For CPU-GPU unified memory page fault, you are right; MGPUSim does not support it. This is mainly because MGPUSim does not have a CPU model. However, we used to play a trick that we allocate all the memory initially on GPU 1 and only perform computing on GPU 2,3,4,5, which should yield a similar simulation result.
Please let me know if you can see RDMA transactions if you turn off -unified-memory option.
Thanks for your prompt reply and guidance, @syifan.
After removing the -use-unified-memoryoption as suggested, I can now observe non-zero RDMA transaction counts, which aligns with the expected behavior of cache-line granularity remote access in multi-GPU simulations. This confirms that the RDMA transaction monitoring functionality is working correctly when not using the unified memory mode.
Regarding the page migration functionality, I understand from your response that the current implementation is unstable and under redevelopment. For my research on page migration mechanisms in multi-GPU systems, it would be very helpful to know if there was a prior, more stable version or branch of MGPUSim that included a functional page migration engine? I have briefly checked the initial release (v3.0.0) available on GitHub but did not find relevant calls (e.g., NewPageMigrationRspToDriver, NewPageMigrationReqToCP). Any pointers to a specific commit, branch, or alternative approach would be greatly appreciated.

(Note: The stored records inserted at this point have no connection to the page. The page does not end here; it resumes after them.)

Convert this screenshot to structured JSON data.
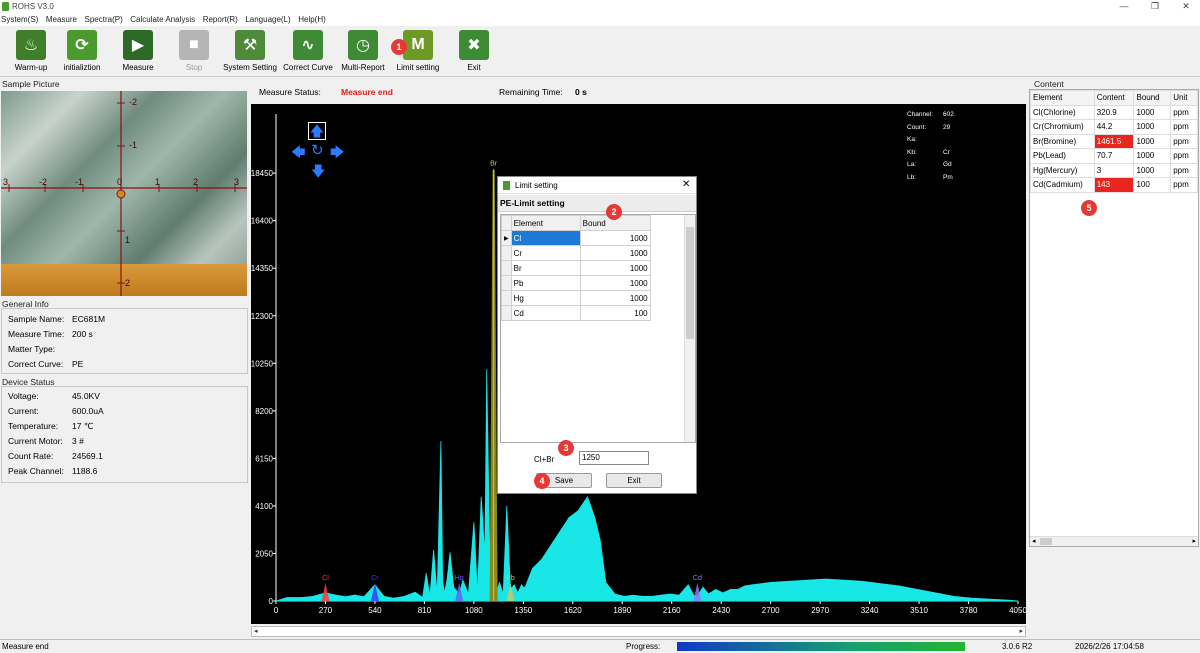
{
  "window": {
    "title": "ROHS V3.0",
    "minimize": "—",
    "restore": "❐",
    "close": "✕"
  },
  "menu": [
    "System(S)",
    "Measure",
    "Spectra(P)",
    "Calculate Analysis",
    "Report(R)",
    "Language(L)",
    "Help(H)"
  ],
  "toolbar": [
    {
      "label": "Warm-up",
      "icon": "flame-icon",
      "color": "#3f7f2a",
      "glyph": "♨"
    },
    {
      "label": "initializtion",
      "icon": "refresh-icon",
      "color": "#4a9a2e",
      "glyph": "⟳"
    },
    {
      "label": "Measure",
      "icon": "play-icon",
      "color": "#2d6a25",
      "glyph": "▶"
    },
    {
      "label": "Stop",
      "icon": "stop-icon",
      "color": "#b5b5b5",
      "glyph": "■"
    },
    {
      "label": "System Setting",
      "icon": "hammer-icon",
      "color": "#4f8a3a",
      "glyph": "⚒"
    },
    {
      "label": "Correct Curve",
      "icon": "curve-icon",
      "color": "#3f8a34",
      "glyph": "∿"
    },
    {
      "label": "Multi-Report",
      "icon": "clock-icon",
      "color": "#3f8a34",
      "glyph": "◷"
    },
    {
      "label": "Limit setting",
      "icon": "limit-icon",
      "color": "#6c9a25",
      "glyph": "M"
    },
    {
      "label": "Exit",
      "icon": "exit-icon",
      "color": "#3f8a34",
      "glyph": "✖"
    }
  ],
  "badges": {
    "b1": "1",
    "b2": "2",
    "b3": "3",
    "b4": "4",
    "b5": "5"
  },
  "sample": {
    "title": "Sample Picture",
    "axis_labels": [
      "3",
      "-2",
      "-1",
      "0",
      "1",
      "2",
      "3",
      "-2",
      "-1",
      "1",
      "2"
    ]
  },
  "general_info": {
    "title": "General Info",
    "rows": [
      {
        "k": "Sample Name:",
        "v": "EC681M"
      },
      {
        "k": "Measure Time:",
        "v": "200 s"
      },
      {
        "k": "Matter Type:",
        "v": ""
      },
      {
        "k": "Correct Curve:",
        "v": "PE"
      }
    ]
  },
  "device_status": {
    "title": "Device Status",
    "rows": [
      {
        "k": "Voltage:",
        "v": "45.0KV"
      },
      {
        "k": "Current:",
        "v": "600.0uA"
      },
      {
        "k": "Temperature:",
        "v": "17 ℃"
      },
      {
        "k": "Current Motor:",
        "v": "3 #"
      },
      {
        "k": "Count Rate:",
        "v": "24569.1"
      },
      {
        "k": "Peak Channel:",
        "v": "1188.6"
      }
    ]
  },
  "status": {
    "measure_label": "Measure Status:",
    "measure_value": "Measure end",
    "remaining_label": "Remaining Time:",
    "remaining_value": "0 s"
  },
  "info_overlay": [
    {
      "k": "Channel:",
      "v": "602"
    },
    {
      "k": "Count:",
      "v": "29"
    },
    {
      "k": "Ka:",
      "v": ""
    },
    {
      "k": "Kb:",
      "v": "Cr"
    },
    {
      "k": "La:",
      "v": "Gd"
    },
    {
      "k": "Lb:",
      "v": "Pm"
    }
  ],
  "chart_data": {
    "type": "area",
    "x": [
      0,
      60,
      140,
      200,
      270,
      330,
      380,
      430,
      480,
      540,
      590,
      640,
      700,
      760,
      800,
      820,
      840,
      860,
      880,
      900,
      910,
      920,
      935,
      950,
      970,
      1000,
      1020,
      1050,
      1080,
      1100,
      1120,
      1140,
      1150,
      1170,
      1188,
      1200,
      1220,
      1240,
      1260,
      1280,
      1300,
      1320,
      1340,
      1350,
      1360,
      1380,
      1400,
      1450,
      1500,
      1550,
      1600,
      1650,
      1700,
      1740,
      1770,
      1800,
      1850,
      1900,
      1950,
      2000,
      2050,
      2100,
      2150,
      2200,
      2250,
      2280,
      2300,
      2330,
      2360,
      2400,
      2440,
      2480,
      2520,
      2560,
      2600,
      2700,
      2800,
      2900,
      3000,
      3100,
      3200,
      3300,
      3400,
      3500,
      3600,
      3700,
      3800,
      3900,
      4000,
      4050
    ],
    "y": [
      0,
      150,
      150,
      200,
      350,
      250,
      180,
      260,
      180,
      700,
      200,
      120,
      200,
      380,
      150,
      1200,
      200,
      2200,
      300,
      6900,
      800,
      350,
      1000,
      2100,
      600,
      300,
      900,
      300,
      3400,
      300,
      4500,
      2000,
      10000,
      400,
      1200,
      300,
      800,
      300,
      4100,
      500,
      700,
      350,
      700,
      600,
      600,
      1000,
      1400,
      1800,
      2400,
      3000,
      3600,
      3900,
      4500,
      3600,
      2600,
      800,
      300,
      200,
      250,
      200,
      200,
      250,
      300,
      250,
      700,
      250,
      200,
      600,
      300,
      500,
      350,
      500,
      500,
      650,
      700,
      800,
      850,
      900,
      950,
      900,
      850,
      750,
      650,
      500,
      350,
      200,
      120,
      80,
      40,
      0
    ],
    "br_peak": {
      "x": 1188,
      "y": 18600
    },
    "xticks": [
      0,
      270,
      540,
      810,
      1080,
      1350,
      1620,
      1890,
      2160,
      2430,
      2700,
      2970,
      3240,
      3510,
      3780,
      4050
    ],
    "yticks": [
      0,
      2050,
      4100,
      6150,
      8200,
      10250,
      12300,
      14350,
      16400,
      18450
    ],
    "xlim": [
      0,
      4050
    ],
    "ylim": [
      0,
      21000
    ],
    "markers": [
      {
        "label": "Cl",
        "x": 270,
        "color": "#ff3b3b"
      },
      {
        "label": "Cr",
        "x": 540,
        "color": "#3b3bff"
      },
      {
        "label": "Hg",
        "x": 1000,
        "color": "#6464ff"
      },
      {
        "label": "Br",
        "x": 1188,
        "color": "#c8c864"
      },
      {
        "label": "Pb",
        "x": 1280,
        "color": "#c8c864"
      },
      {
        "label": "Cd",
        "x": 2300,
        "color": "#8a7cff"
      }
    ],
    "fill": "#19e6e6",
    "highlight_fill": "#8a8a1a"
  },
  "dialog": {
    "title": "Limit setting",
    "heading": "PE-Limit setting",
    "columns": [
      "Element",
      "Bound"
    ],
    "rows": [
      {
        "e": "Cl",
        "b": "1000"
      },
      {
        "e": "Cr",
        "b": "1000"
      },
      {
        "e": "Br",
        "b": "1000"
      },
      {
        "e": "Pb",
        "b": "1000"
      },
      {
        "e": "Hg",
        "b": "1000"
      },
      {
        "e": "Cd",
        "b": "100"
      }
    ],
    "sum_label": "Cl+Br",
    "sum_value": "1250",
    "save": "Save",
    "exit": "Exit"
  },
  "content": {
    "title": "Content",
    "columns": [
      "Element",
      "Content",
      "Bound",
      "Unit"
    ],
    "rows": [
      {
        "element": "Cl(Chlorine)",
        "content": "320.9",
        "bound": "1000",
        "unit": "ppm",
        "flag": false
      },
      {
        "element": "Cr(Chromium)",
        "content": "44.2",
        "bound": "1000",
        "unit": "ppm",
        "flag": false
      },
      {
        "element": "Br(Bromine)",
        "content": "1461.5",
        "bound": "1000",
        "unit": "ppm",
        "flag": true
      },
      {
        "element": "Pb(Lead)",
        "content": "70.7",
        "bound": "1000",
        "unit": "ppm",
        "flag": false
      },
      {
        "element": "Hg(Mercury)",
        "content": "3",
        "bound": "1000",
        "unit": "ppm",
        "flag": false
      },
      {
        "element": "Cd(Cadmium)",
        "content": "143",
        "bound": "100",
        "unit": "ppm",
        "flag": true
      }
    ],
    "flag_color": "#e8261f"
  },
  "statusbar": {
    "left": "Measure end",
    "progress_label": "Progress:",
    "progress": 1.0,
    "version": "3.0.6 R2",
    "datetime": "2026/2/26 17:04:58"
  }
}
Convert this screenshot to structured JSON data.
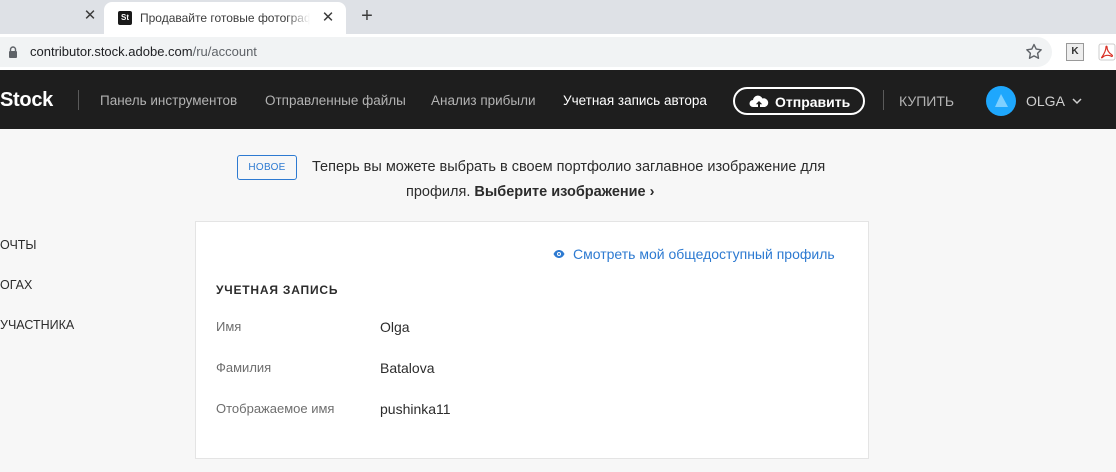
{
  "browser": {
    "active_tab_title": "Продавайте готовые фотографии",
    "url_host": "contributor.stock.adobe.com",
    "url_path": "/ru/account",
    "tab_icon_text": "St",
    "ext1_text": "K"
  },
  "nav": {
    "brand": "Stock",
    "links": [
      "Панель инструментов",
      "Отправленные файлы",
      "Анализ прибыли",
      "Учетная запись автора"
    ],
    "submit_label": "Отправить",
    "buy_label": "КУПИТЬ",
    "user_name": "OLGA"
  },
  "announcement": {
    "badge": "НОВОЕ",
    "line1": "Теперь вы можете выбрать в своем портфолио заглавное изображение для",
    "line2_prefix": "профиля.",
    "link": "Выберите изображение ›"
  },
  "sidebar": {
    "items": [
      "ОЧТЫ",
      "ОГАХ",
      "УЧАСТНИКА"
    ]
  },
  "account": {
    "public_profile_link": "Смотреть мой общедоступный профиль",
    "section_title": "УЧЕТНАЯ ЗАПИСЬ",
    "fields": [
      {
        "label": "Имя",
        "value": "Olga"
      },
      {
        "label": "Фамилия",
        "value": "Batalova"
      },
      {
        "label": "Отображаемое имя",
        "value": "pushinka11"
      }
    ]
  },
  "colors": {
    "nav_bg": "#1e1e1e",
    "accent_blue": "#2d7ad1",
    "avatar_blue": "#1ea7fd"
  }
}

@ch1y0q v3.0.0 should be a reasonable version that has a relatively stable unified-memory implementation.
Option 2 is to go back to the original version of MGPUSim on GitLab https://gitlab.com/akita/mgpusim.
Option 3: If you do not care about the number of benchmarks to run, you can try the most recent release, run each workload, and see which one works. There should still be a good number of benchmarks that can still run.